Le Billet Bio de H. ELLA
Le JOBS act ou déréguler pour l’emploi…
Profitons de cette période si particulière à la France de l’entre-deux tours, où les uns pansent leur amour-propre en donnant des consignes de vote, et les autres préparent leur liste d’achat pour leur futur bureau. Profitons de ce léger répit avant l’affrontement final pour revenir sur une initiative d’outre-Atlantique qui présente l’avantage de nous interpeller sur des problèmes peu abordés durant cette première partie de campagne électorale : les problèmes de l’emploi et a fortiori de l’emploi dans les start-ups technologiques. Il s’agit de la loi JOBS (Jump-startour business start-ups act) qui cherche à relancer le financement et l’emploi en abaissant notamment certains standards comptables et de protection des actionnaires. Cette loi, qui est déjà passée devant la chambre des représentants avec le soutien du président Obama, devrait bientôt passer devant le Sénat.
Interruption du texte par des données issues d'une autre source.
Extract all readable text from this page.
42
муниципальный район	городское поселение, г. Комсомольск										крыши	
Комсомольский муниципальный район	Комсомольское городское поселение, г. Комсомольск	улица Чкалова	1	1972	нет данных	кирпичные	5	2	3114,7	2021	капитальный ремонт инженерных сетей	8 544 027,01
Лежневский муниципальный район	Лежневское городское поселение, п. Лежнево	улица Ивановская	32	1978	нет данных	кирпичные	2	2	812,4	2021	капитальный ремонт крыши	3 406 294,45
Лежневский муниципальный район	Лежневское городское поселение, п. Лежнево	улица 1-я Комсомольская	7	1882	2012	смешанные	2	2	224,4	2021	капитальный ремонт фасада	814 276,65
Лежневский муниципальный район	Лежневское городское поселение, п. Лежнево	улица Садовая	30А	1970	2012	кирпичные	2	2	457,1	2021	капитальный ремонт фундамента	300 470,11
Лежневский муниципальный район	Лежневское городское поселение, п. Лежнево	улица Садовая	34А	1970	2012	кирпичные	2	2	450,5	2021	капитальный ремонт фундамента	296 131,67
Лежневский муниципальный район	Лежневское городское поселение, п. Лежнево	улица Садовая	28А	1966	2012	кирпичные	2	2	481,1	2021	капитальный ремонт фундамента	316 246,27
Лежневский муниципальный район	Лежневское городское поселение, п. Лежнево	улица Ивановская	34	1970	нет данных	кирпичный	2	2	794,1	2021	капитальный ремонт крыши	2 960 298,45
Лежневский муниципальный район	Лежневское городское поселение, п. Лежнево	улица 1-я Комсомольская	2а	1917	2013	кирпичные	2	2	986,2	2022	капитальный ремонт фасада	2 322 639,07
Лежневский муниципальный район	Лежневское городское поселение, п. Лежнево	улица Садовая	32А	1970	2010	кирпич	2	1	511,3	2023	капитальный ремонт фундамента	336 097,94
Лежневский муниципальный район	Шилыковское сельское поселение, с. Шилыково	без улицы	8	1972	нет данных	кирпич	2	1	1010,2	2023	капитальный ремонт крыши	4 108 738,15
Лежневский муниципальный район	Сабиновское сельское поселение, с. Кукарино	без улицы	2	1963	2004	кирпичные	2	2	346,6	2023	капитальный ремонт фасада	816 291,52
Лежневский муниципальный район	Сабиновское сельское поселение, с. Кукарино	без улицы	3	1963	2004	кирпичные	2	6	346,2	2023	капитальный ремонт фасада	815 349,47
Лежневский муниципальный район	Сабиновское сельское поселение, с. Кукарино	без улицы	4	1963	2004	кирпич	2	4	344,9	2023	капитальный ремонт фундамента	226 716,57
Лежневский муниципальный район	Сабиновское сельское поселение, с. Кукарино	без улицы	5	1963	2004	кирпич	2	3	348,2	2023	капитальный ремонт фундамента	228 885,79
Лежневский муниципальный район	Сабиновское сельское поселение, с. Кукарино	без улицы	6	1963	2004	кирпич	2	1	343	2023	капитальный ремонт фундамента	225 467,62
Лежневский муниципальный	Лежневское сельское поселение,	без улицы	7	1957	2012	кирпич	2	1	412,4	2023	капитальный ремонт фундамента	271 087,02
Malgré son volontarisme à l’égard des TPE et PME et son aspect fédérateur, puisqu’aussi bien les républicains que les démocrates l’ont votée, cette loi suscite de nombreuses interrogations de la part de la SEC (le gendarme de la Bourse américaine) et de certains investisseurs. Mary Shapiro, la présidente de cette auguste institution, a exprimé ses doutes quant à la pertinence de cette nouvelle loi au regard de l’intérêt des actionnaires, dans une lettre de mise en garde aux sénateurs. Ainsi, en généralisant le «crowdfunding» (retail par internet), en assouplissant les critères de contrôle imposés par la SEC pour les IPO (passage de 500 à 2 000 investisseurs pour déposer un dossier d’IPO), en réduisant les contrôles imposés par la loi Sarbanes-Oxley (réduction du nombre des audits nécessaires pour les petites entreprises). Aujourd’hui, le JOBS act introduit un nouveau coin dans la fameuse loi Sarbanes-Oxley, qui depuis la précédente crise du dot.com et les scandales Enron, Third Point garantissait une transparence certaine aux transactions boursières, mais qui n’avait pas totalement réussi à ralentir la crise financière de 2007-2008. La dérégulation semble à nouveau la panacée pour l’administration Obama, comme elle avait pu l’être pour des administrations précédentes (Clinton, Reagan) avec les résultats que l’on connaît.